4 takeaways from Climate Week 2024

    

By Niki King, Chief Sustainability Officer

As I reflect on another Climate Week come and gone, I’m left with a renewed sense of urgency and focus on action. Every September, this annual gathering in New York City brings together thousands of the best minds in sustainability to discuss what keeps them up at night, where they’re struggling, and what motivates them to keep pushing forward. With so many challenges confronting society today, I was encouraged to see so many leaders and organizations in the trenches championing solutions for climate action, biodiversity, environmental justice, and more. 

The themes I heard throughout the week offered a valuable pulse check on what our peers and partners are thinking about right now. Here are some of those learnings:  

  1. ESG gets a reality check. 

There was a noticeable shift from organizations vocalizing aspirational commitments to focusing on a holistic action plan to achieve net zero. This doesn’t signal migration away from climate goals, but instead a heightened concentration on understanding what it will take to get there, including investments and partnerships with key stakeholders in the value chain. Decarbonization is a key ESG focus area for many companies, coupled with the need for a solid transition plan for all stakeholders that illustrates business value and operational resilience they can expect as a result.  

  1. Breaking silos is the key to mitigating risk and unlocking value. 

Fluency across corporate governance, finance, legal and compliance is essential for unlocking the business value of sustainable practices. Discussions with organizations across a wide spectrum of sectors highlighted that ESG reporting goes beyond traditional financial reporting by incorporating critical elements like cost avoidance, risk mitigation and long-term value creation.  

I’m proud to say that work is well under way at Clorox as we’ve embedded ESG into our corporate IGNITE strategy to provide insights into resource efficiency, reputation management, and regulatory compliance so that we can better identify risks and opportunities that don’t appear on a typical balance sheet. By fostering collaboration across departments, companies can move beyond short-term gains to embrace a more holistic, forward-looking perspective that positions them for sustainable growth and resilience. 

  1. The regulatory landscape continues to shift dramatically. 

As someone who’s spent the majority of my career in the sustainability space, I can confidently say that I’ve never seen anything like the regulatory push we’re witnessing today. With increasing regulations around climate action — up approximately 155% in the last decade — businesses discussed the importance of staying ahead of policy changes and actively engaging to shape climate policy.  

New framework developments from CDP, The GHG Protocol and The Taskforce on Inequality and Social-related Financial Disclosures (TISFD), alongside the EU’s Corporate Sustainability Reporting Directive (CSRD) and similar global initiatives, are ushering in a new era of corporate accountability and transparency. The tension between voluntary and required reporting is growing, as are the calls for alignment, convergence and more consistent reporting across companies. There is still a long way to go before we can expect truly cohesive guidance for reporting, but I’m optimistic about the momentum we’re seeing to drive meaningful action.  

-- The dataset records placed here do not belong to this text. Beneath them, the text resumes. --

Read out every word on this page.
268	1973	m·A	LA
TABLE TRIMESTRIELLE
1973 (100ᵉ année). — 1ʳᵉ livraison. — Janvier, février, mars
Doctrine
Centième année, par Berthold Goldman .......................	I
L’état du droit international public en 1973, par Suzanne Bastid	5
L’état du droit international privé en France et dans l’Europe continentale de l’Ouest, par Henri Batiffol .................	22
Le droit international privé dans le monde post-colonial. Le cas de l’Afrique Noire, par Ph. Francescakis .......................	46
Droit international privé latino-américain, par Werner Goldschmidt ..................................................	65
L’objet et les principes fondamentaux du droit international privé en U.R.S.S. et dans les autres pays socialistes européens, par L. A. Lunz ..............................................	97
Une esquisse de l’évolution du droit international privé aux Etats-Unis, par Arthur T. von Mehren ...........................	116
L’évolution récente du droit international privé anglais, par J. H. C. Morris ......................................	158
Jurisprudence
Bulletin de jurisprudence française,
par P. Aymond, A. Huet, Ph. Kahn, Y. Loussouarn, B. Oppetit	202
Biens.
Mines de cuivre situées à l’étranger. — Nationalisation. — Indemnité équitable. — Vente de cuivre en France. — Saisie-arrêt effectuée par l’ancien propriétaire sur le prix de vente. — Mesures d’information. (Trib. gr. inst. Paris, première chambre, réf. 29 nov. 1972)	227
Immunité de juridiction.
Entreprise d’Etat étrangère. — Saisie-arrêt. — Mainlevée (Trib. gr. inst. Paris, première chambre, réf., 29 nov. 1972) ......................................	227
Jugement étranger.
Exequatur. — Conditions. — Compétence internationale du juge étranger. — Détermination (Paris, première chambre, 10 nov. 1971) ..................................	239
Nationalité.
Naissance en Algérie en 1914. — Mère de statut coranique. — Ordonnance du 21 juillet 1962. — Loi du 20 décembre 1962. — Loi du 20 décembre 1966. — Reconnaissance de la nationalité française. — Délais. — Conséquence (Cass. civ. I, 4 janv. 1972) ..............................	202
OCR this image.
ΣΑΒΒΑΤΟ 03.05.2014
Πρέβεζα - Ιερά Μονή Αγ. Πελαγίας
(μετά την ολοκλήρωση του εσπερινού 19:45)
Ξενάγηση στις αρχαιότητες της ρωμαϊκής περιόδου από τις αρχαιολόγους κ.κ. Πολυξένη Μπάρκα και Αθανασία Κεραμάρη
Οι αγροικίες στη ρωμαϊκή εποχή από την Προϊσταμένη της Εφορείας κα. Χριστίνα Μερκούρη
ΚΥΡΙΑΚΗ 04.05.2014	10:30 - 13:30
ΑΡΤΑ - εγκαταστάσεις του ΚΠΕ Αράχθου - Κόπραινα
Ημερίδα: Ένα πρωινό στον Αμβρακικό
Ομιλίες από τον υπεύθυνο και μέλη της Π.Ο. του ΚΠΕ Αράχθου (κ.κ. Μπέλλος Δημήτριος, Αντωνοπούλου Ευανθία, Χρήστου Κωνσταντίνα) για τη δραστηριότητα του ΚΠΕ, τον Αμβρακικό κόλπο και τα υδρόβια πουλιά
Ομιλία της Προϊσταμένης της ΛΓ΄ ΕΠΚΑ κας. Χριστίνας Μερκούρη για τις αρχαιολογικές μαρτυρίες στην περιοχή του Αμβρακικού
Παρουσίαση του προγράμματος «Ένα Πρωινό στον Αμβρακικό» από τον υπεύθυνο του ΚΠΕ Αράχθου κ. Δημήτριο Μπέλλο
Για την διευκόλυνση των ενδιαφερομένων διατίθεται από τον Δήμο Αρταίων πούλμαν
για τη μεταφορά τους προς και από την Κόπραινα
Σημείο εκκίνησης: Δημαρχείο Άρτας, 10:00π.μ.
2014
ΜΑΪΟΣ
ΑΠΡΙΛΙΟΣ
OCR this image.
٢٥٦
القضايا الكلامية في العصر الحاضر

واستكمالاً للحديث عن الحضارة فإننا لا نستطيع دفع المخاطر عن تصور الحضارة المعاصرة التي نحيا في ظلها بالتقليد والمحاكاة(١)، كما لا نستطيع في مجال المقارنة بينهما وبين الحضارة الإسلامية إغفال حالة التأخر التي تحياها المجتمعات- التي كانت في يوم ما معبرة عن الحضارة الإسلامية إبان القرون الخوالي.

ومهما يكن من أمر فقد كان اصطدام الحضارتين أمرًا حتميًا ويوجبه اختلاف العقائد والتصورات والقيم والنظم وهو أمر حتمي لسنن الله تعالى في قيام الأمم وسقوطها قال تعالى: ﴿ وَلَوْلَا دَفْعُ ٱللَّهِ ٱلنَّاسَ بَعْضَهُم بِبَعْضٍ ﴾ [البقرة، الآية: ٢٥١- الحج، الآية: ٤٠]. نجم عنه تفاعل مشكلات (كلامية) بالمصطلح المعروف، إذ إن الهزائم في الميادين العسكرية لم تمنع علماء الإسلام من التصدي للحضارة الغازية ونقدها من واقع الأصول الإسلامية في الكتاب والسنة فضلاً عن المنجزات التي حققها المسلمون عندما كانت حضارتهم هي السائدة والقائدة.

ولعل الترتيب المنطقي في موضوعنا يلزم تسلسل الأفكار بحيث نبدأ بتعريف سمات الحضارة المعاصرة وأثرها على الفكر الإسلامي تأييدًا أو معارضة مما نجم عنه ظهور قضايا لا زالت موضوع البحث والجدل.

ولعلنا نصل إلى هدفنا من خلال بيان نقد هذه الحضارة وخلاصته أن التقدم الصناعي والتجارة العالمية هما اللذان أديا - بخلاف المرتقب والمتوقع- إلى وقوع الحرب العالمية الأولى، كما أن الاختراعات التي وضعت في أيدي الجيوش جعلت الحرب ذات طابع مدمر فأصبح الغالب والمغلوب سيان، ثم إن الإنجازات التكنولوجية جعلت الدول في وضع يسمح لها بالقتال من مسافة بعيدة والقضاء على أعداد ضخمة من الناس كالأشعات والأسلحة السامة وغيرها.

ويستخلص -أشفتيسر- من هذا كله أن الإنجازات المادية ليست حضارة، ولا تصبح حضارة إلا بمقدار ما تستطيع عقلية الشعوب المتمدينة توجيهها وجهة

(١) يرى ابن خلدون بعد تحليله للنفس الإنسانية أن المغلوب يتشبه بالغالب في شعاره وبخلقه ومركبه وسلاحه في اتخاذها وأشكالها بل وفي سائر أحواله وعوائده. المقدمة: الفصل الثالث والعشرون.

  1. There’s cautious optimism for AI opportunities in climate. 

The role of technology in the fight against climate change was a hot topic throughout the week. Whether used for traceability and transparency in supply chains, or to improve energy efficiency, AI was lauded by many as a silver bullet in addressing several ESG-related issues. Others, however, voiced concerns about the subsequent surge in energy consumption in an already energy-stressed world. As businesses increase adoption of AI, it’s clear we must remain vigilant about the carbon footprint of this powerful tool and plan accordingly to address the resource demands created by its use.